Citizen initiative and the third sector
Citizen initiatives can also catalyse spontaneous movements which express citizens’ concerns and promote changes to serve popular needs. In instances of vitality, citizen movements have grown, adopting institutional forms and assuming a prominent place in society. Examples of such citizen initiatives in Estonia include the Heritage Conservation Society and the Estonian Citizens’ Committees which played a central role in the transformation of Estonian society at the end of the 80s. At that time, they were an integral element of the driving force for social change.
During the past decade, the role of NGOs increased. Compared with public and business sectors, citizens’ associations and the so-called ‘third sector’ have proved to be particularly resilient in drawing attention to, and aiding the solution of several problems. Their collective and reflexive approach, and their purposeful and economic use of resources, have been very effective.
In 2002, 812 NGOs, and branches of global organisations which operate in the public domain, were active in different areas of Estonian society, (see Fig.5).
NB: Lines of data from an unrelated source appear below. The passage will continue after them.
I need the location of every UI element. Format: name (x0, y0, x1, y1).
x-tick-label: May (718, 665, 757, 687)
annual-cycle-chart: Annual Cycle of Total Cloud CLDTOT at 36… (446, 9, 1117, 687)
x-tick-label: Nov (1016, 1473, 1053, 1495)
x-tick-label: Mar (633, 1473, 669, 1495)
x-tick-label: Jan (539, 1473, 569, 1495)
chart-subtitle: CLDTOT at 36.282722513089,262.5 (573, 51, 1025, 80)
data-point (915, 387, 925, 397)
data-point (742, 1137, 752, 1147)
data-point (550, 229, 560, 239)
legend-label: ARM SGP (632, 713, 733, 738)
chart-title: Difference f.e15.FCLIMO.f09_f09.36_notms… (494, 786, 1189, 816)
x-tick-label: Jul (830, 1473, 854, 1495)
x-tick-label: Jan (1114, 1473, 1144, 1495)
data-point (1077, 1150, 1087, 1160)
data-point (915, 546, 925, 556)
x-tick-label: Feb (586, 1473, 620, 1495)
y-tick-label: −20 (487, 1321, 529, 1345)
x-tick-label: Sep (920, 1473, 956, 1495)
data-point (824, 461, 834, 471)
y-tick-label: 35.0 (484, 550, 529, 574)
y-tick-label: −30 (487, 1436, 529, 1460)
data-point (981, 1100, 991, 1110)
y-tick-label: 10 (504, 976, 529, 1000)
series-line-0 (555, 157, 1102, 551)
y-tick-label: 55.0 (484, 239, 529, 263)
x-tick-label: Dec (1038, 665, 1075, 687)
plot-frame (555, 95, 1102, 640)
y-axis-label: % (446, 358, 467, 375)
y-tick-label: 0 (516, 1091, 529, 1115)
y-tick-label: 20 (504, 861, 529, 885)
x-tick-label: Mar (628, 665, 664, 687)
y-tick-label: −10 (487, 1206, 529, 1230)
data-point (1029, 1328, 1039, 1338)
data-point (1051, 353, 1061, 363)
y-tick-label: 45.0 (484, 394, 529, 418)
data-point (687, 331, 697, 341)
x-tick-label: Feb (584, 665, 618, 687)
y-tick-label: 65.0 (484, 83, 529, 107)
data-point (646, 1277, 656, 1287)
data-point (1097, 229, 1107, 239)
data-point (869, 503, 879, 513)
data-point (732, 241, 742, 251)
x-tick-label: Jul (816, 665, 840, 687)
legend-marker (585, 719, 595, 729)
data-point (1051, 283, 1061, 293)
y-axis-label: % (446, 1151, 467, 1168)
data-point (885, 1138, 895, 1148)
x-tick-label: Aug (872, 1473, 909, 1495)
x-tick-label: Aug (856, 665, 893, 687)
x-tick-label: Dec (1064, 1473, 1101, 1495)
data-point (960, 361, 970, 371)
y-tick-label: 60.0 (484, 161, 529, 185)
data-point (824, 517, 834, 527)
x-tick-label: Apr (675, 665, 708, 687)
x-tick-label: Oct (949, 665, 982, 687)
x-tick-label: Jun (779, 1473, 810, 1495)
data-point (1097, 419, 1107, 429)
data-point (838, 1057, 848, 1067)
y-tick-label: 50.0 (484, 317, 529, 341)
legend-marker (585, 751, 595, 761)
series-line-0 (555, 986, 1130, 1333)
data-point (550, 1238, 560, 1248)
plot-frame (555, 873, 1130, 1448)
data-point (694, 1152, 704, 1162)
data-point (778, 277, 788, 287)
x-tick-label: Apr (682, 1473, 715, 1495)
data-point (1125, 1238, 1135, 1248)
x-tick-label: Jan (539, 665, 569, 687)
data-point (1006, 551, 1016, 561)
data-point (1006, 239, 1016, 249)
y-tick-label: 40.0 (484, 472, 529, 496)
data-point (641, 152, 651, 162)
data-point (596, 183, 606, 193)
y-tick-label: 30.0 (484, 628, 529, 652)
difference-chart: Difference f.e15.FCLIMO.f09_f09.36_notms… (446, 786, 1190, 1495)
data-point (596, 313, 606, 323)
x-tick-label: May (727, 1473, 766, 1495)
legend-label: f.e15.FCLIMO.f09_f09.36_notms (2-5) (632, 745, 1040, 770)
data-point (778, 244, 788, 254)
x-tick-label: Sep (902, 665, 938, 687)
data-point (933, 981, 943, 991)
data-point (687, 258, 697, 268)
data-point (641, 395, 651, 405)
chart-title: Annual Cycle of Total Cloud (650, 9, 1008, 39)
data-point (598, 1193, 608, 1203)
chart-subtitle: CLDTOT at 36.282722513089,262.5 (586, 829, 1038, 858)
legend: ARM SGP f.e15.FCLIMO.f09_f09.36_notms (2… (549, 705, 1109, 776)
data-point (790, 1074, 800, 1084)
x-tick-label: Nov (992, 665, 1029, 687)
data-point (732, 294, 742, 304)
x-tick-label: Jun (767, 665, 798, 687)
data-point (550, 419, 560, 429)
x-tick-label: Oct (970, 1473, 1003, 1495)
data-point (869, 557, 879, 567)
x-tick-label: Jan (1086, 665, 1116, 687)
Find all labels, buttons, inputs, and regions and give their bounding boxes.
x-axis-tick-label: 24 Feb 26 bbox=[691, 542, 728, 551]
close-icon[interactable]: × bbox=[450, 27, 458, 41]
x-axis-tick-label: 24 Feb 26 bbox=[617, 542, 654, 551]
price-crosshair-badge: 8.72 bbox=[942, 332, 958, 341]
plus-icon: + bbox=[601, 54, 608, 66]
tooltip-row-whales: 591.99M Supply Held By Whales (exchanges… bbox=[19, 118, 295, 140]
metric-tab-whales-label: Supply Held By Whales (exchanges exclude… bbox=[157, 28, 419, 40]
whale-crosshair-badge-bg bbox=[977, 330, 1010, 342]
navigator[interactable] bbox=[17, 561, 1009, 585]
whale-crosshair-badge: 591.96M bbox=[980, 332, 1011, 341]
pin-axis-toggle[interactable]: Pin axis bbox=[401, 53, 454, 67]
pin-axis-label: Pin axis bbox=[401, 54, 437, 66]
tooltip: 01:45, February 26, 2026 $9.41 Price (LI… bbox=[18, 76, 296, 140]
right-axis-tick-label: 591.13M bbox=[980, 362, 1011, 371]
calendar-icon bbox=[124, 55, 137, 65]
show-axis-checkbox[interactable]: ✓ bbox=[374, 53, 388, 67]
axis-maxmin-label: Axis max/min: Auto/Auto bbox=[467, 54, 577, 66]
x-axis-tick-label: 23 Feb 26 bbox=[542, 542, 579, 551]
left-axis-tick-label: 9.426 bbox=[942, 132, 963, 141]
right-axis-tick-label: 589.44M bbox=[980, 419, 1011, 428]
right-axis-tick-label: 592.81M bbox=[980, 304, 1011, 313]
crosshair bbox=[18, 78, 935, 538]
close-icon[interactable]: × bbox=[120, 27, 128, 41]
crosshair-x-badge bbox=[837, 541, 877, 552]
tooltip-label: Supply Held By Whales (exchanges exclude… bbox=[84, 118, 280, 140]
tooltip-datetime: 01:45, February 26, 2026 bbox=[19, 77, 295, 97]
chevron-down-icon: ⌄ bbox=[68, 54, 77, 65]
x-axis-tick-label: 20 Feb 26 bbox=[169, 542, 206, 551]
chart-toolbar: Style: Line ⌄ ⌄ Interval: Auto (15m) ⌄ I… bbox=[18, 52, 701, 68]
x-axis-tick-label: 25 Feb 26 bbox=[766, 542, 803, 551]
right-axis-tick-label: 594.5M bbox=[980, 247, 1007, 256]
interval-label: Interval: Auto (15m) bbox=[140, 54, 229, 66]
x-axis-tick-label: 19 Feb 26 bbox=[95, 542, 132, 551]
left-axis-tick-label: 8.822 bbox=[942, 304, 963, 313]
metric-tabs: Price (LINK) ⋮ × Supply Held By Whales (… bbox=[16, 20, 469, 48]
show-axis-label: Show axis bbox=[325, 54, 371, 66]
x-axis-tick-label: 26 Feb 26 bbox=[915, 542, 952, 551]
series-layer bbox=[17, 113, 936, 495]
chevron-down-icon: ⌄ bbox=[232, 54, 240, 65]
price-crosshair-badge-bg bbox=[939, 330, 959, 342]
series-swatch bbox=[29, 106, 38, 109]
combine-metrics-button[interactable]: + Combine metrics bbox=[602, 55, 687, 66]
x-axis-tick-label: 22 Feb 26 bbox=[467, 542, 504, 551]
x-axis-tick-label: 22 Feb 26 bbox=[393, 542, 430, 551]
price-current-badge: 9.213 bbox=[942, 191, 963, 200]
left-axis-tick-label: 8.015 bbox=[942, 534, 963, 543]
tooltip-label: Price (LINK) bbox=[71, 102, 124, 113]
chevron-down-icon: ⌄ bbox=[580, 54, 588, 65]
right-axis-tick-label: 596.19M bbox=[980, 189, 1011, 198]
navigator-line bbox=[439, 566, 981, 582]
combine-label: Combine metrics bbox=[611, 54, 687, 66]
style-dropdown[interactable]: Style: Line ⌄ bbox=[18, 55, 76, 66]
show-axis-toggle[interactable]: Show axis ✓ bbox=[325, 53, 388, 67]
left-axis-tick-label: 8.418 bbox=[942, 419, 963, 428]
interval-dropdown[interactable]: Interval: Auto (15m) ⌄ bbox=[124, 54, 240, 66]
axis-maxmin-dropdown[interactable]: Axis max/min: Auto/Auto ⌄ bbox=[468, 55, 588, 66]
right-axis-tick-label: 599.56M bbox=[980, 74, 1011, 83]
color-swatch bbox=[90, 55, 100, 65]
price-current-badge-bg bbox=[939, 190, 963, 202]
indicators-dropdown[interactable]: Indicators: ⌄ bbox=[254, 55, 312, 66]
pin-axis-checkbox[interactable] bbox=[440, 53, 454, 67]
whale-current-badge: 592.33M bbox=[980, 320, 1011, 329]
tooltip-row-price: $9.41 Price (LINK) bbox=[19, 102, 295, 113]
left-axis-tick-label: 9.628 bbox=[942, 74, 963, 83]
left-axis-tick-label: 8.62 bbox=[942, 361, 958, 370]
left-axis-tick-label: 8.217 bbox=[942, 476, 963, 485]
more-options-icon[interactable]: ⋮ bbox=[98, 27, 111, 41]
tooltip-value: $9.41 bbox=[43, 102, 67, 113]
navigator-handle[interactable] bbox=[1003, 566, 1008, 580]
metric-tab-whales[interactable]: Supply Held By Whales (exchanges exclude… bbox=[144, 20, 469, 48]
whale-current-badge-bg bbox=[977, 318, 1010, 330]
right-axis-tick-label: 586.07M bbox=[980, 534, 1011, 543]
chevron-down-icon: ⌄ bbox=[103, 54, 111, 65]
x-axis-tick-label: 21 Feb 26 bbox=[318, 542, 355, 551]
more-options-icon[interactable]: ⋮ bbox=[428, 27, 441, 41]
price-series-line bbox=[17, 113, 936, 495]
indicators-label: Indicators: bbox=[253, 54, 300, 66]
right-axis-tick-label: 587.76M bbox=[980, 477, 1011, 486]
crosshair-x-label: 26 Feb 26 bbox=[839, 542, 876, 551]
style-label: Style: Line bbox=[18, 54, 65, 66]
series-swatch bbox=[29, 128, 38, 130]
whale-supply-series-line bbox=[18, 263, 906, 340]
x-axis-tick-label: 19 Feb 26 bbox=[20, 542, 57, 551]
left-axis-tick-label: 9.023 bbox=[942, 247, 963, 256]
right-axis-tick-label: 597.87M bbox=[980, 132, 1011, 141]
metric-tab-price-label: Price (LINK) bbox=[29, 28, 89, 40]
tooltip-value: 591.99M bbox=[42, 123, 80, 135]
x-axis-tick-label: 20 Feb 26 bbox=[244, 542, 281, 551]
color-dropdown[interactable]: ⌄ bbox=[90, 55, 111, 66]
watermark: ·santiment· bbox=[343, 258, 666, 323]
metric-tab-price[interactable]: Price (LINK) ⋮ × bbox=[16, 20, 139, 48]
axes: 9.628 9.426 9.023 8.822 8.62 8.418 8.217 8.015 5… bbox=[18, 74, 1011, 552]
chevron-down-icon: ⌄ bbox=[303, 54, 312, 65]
If housing co-operatives were also to be included, then, according to the Commercial Register, the number of such bodies would rise to 15,000. Nevertheless, comparison of Estonia with developed democracies leads to a paradoxical conclusion: despite the central role played by the citizens’ associations during the restoration of Estonian independence, their role weakened considerably in the 90s and early noughties.
Non-profit organisations by specific areas
|Democracy and international views||80|
|Philanthropy and support of citizens' initiative||35|
|Education and school||254|
|Hobbies and pastime||302|
|Culture and art||246|
|Development of economy||46|
|Media and mass communication||20|
|Regional and local development||107|
|Agriculture and rural life||54|
|Defence of state and population||35|
|Social security and health care||186|
|Justice, representation and defence of interests||179|
The government’s attempts to take citizens’ opinions into account was exemplified by the internet portal, TOM, (the Estonian acronym deriving from the phrase “today, the decision is mine”), launched in 2001. This governmental, ‘direct democracy’ portal was open to ideas and proposals, as well as comments on the strategies and legislation drafts currently under development by the government’s ministries. Thus the public was able to monitor the development of an idea into a legislative act, proposals and comments on them being accessible by everyone. Ideas promulgated by contributors were sent by the Prime Minister to the appropriate agency for consideration and a response. In July 2002, the government was processing the following topics which originated from the portal: an amendment to the Traffic Act; a new salary scale for public servants, the Consumer Protection Act; the State Family Benefits Act; and amendments to the Income Tax Act and the Social Tax Act. A particularly lively discussion arose from the proposed new Weapons Act, the number of public comments temporarily clogging the portal.